Ian was one of a pair of Hurricanes reconnoitering over the Mateur/ Bizerte area on the morning of 27 November. He was attacked by a German fighter over the Djebel–Mateur region near the Gulf of Tunis and badly injured. He was able to land inside Allied lines and was rescued by Allied troops. However he died from his injuries two days later, on 29 November 1942, aged 22. His logbook records only the four missions detailed above at the time of his death. 

It seems likely that he was in fact shot down by German Pilot Officer Walter Recker (Unit 4/JG53) flying a Messerschmitt 109. Recker officially claimed shooting down one of a pair of Hurricanes in the same area, on 27 November at 10.15 in the morning, at a height of 20 metres. 

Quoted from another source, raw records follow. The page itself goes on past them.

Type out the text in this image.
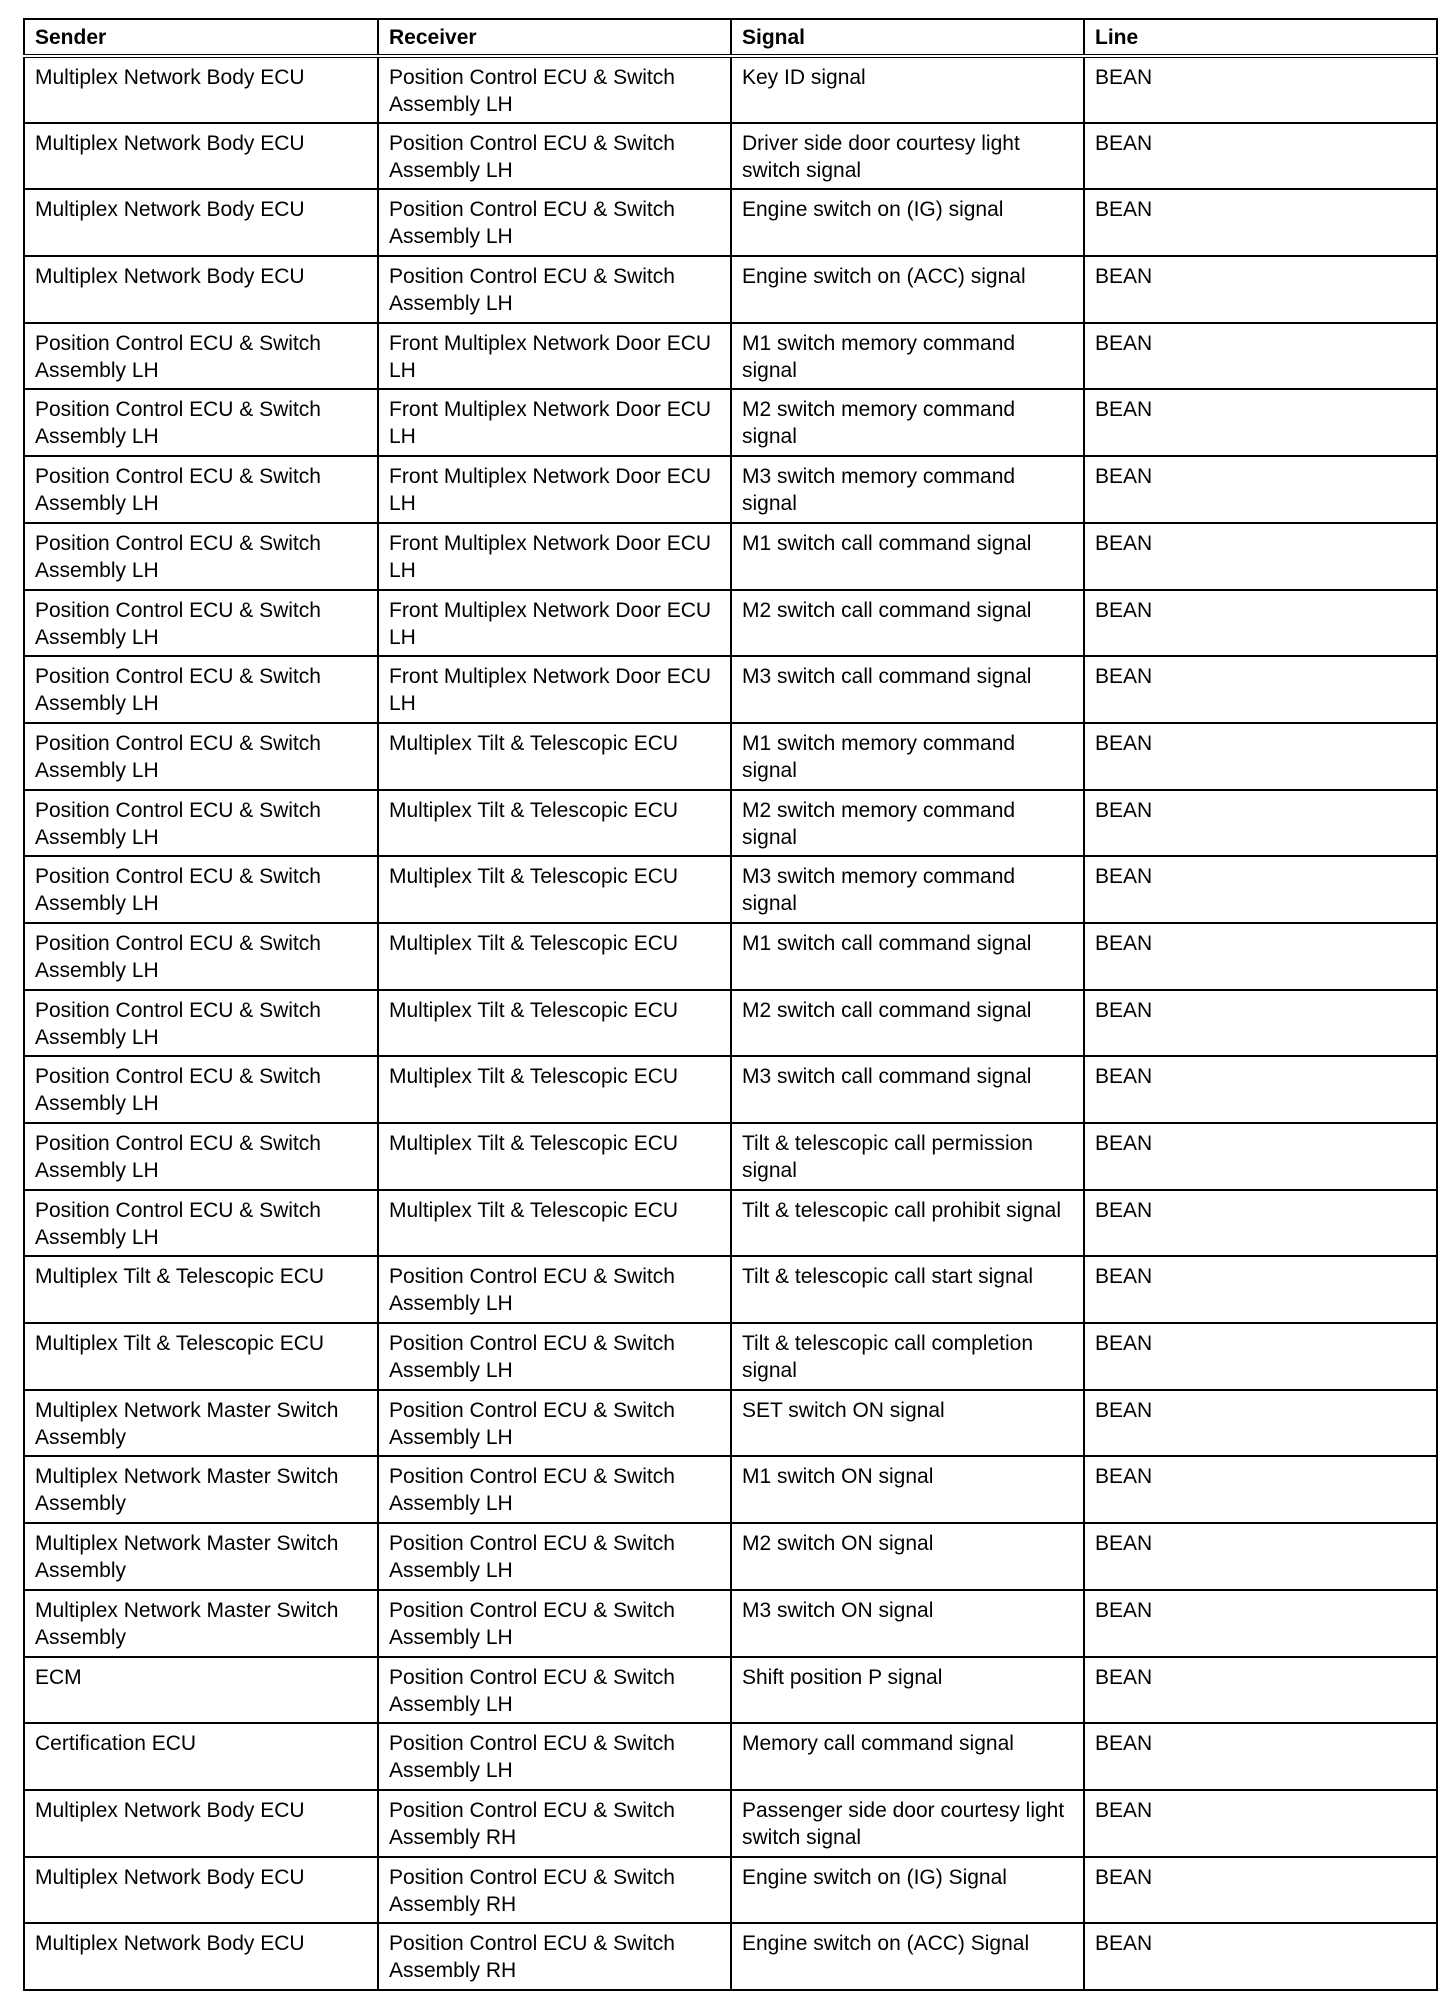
Sender	Receiver	Signal	Line
Multiplex Network Body ECU	Position Control ECU & Switch Assembly LH	Key ID signal	BEAN
Multiplex Network Body ECU	Position Control ECU & Switch Assembly LH	Driver side door courtesy light switch signal	BEAN
Multiplex Network Body ECU	Position Control ECU & Switch Assembly LH	Engine switch on (IG) signal	BEAN
Multiplex Network Body ECU	Position Control ECU & Switch Assembly LH	Engine switch on (ACC) signal	BEAN
Position Control ECU & Switch Assembly LH	Front Multiplex Network Door ECU LH	M1 switch memory command signal	BEAN
Position Control ECU & Switch Assembly LH	Front Multiplex Network Door ECU LH	M2 switch memory command signal	BEAN
Position Control ECU & Switch Assembly LH	Front Multiplex Network Door ECU LH	M3 switch memory command signal	BEAN
Position Control ECU & Switch Assembly LH	Front Multiplex Network Door ECU LH	M1 switch call command signal	BEAN
Position Control ECU & Switch Assembly LH	Front Multiplex Network Door ECU LH	M2 switch call command signal	BEAN
Position Control ECU & Switch Assembly LH	Front Multiplex Network Door ECU LH	M3 switch call command signal	BEAN
Position Control ECU & Switch Assembly LH	Multiplex Tilt & Telescopic ECU	M1 switch memory command signal	BEAN
Position Control ECU & Switch Assembly LH	Multiplex Tilt & Telescopic ECU	M2 switch memory command signal	BEAN
Position Control ECU & Switch Assembly LH	Multiplex Tilt & Telescopic ECU	M3 switch memory command signal	BEAN
Position Control ECU & Switch Assembly LH	Multiplex Tilt & Telescopic ECU	M1 switch call command signal	BEAN
Position Control ECU & Switch Assembly LH	Multiplex Tilt & Telescopic ECU	M2 switch call command signal	BEAN
Position Control ECU & Switch Assembly LH	Multiplex Tilt & Telescopic ECU	M3 switch call command signal	BEAN
Position Control ECU & Switch Assembly LH	Multiplex Tilt & Telescopic ECU	Tilt & telescopic call permission signal	BEAN
Position Control ECU & Switch Assembly LH	Multiplex Tilt & Telescopic ECU	Tilt & telescopic call prohibit signal	BEAN
Multiplex Tilt & Telescopic ECU	Position Control ECU & Switch Assembly LH	Tilt & telescopic call start signal	BEAN
Multiplex Tilt & Telescopic ECU	Position Control ECU & Switch Assembly LH	Tilt & telescopic call completion signal	BEAN
Multiplex Network Master Switch Assembly	Position Control ECU & Switch Assembly LH	SET switch ON signal	BEAN
Multiplex Network Master Switch Assembly	Position Control ECU & Switch Assembly LH	M1 switch ON signal	BEAN
Multiplex Network Master Switch Assembly	Position Control ECU & Switch Assembly LH	M2 switch ON signal	BEAN
Multiplex Network Master Switch Assembly	Position Control ECU & Switch Assembly LH	M3 switch ON signal	BEAN
ECM	Position Control ECU & Switch Assembly LH	Shift position P signal	BEAN
Certification ECU	Position Control ECU & Switch Assembly LH	Memory call command signal	BEAN
Multiplex Network Body ECU	Position Control ECU & Switch Assembly RH	Passenger side door courtesy light switch signal	BEAN
Multiplex Network Body ECU	Position Control ECU & Switch Assembly RH	Engine switch on (IG) Signal	BEAN
Multiplex Network Body ECU	Position Control ECU & Switch Assembly RH	Engine switch on (ACC) Signal	BEAN
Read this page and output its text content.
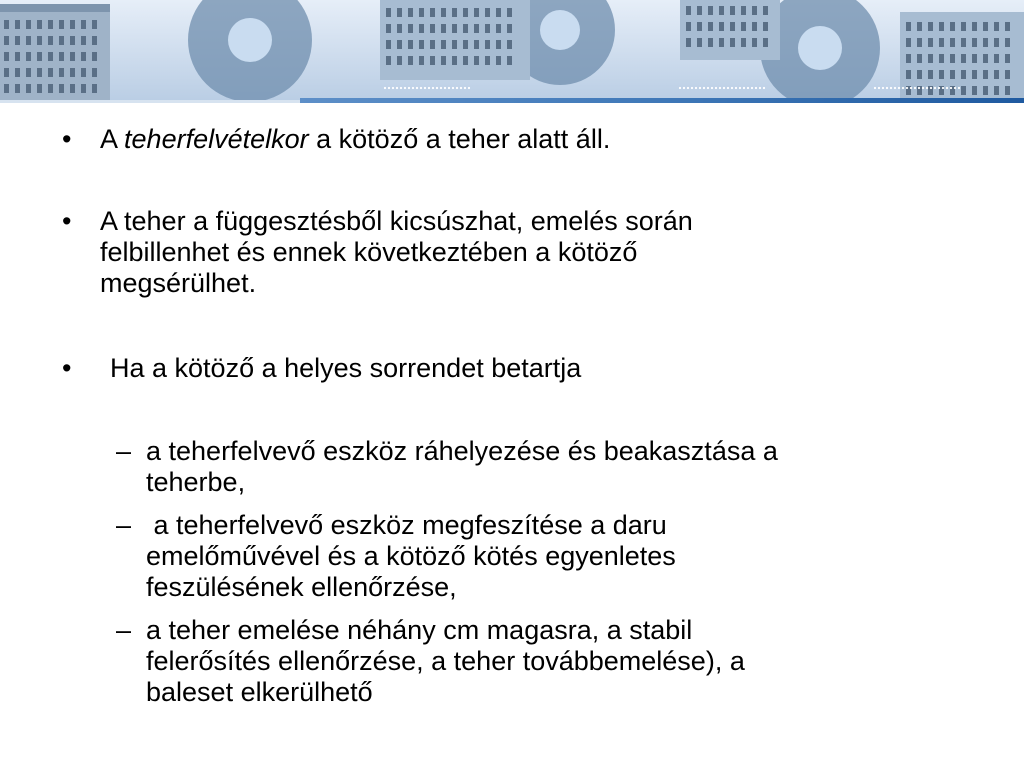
• A teherfelvételkor a kötöző a teher alatt áll.
• A teher a függesztésből kicsúszhat, emelés során
felbillenhet és ennek következtében a kötöző
megsérülhet.
• Ha a kötöző a helyes sorrendet betartja
– a teherfelvevő eszköz ráhelyezése és beakasztása a
teherbe,
– a teherfelvevő eszköz megfeszítése a daru
emelőművével és a kötöző kötés egyenletes
feszülésének ellenőrzése,
– a teher emelése néhány cm magasra, a stabil
felerősítés ellenőrzése, a teher továbbemelése), a
baleset elkerülhető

The Ingram family was devastated as were so many families at that time. Although they were a typically undemonstrative Scottish family, Ian’s mother (my Grandmother) sometimes talked about Ian to me when I was a child. She told me that as soon as she saw the local Minister walking across her front lawn that day, she knew that he had come to tell her Ian had been killed. Ian’s oldest brother Tim believed his mother never recovered from his death. She died in 1959. Ian’s father died some eighteen months after Ian was killed. My mother also said that Ian’s death was only one of two occasions that she saw my father Ken cry in almost sixty years of marriage. 

Ian is buried in the Bone War Cemetery near Annaba in Algeria, managed by the British War Graves Commission. Although a friend of the Ingram family visited his grave some time soon after the war and sent a photograph to his mother, it is now very difficult for other family members to visit. British and Australian authorities both very strongly advise that it is highly dangerous to visit that part of Algeria. 

Perhaps it will be possible to visit his grave in the future. In the meantime stories such as this and the many others increasingly held in this and similar memorials, add a varied interpretation of war history to those that are a more traditional elaboration of the events of “great” men and battles.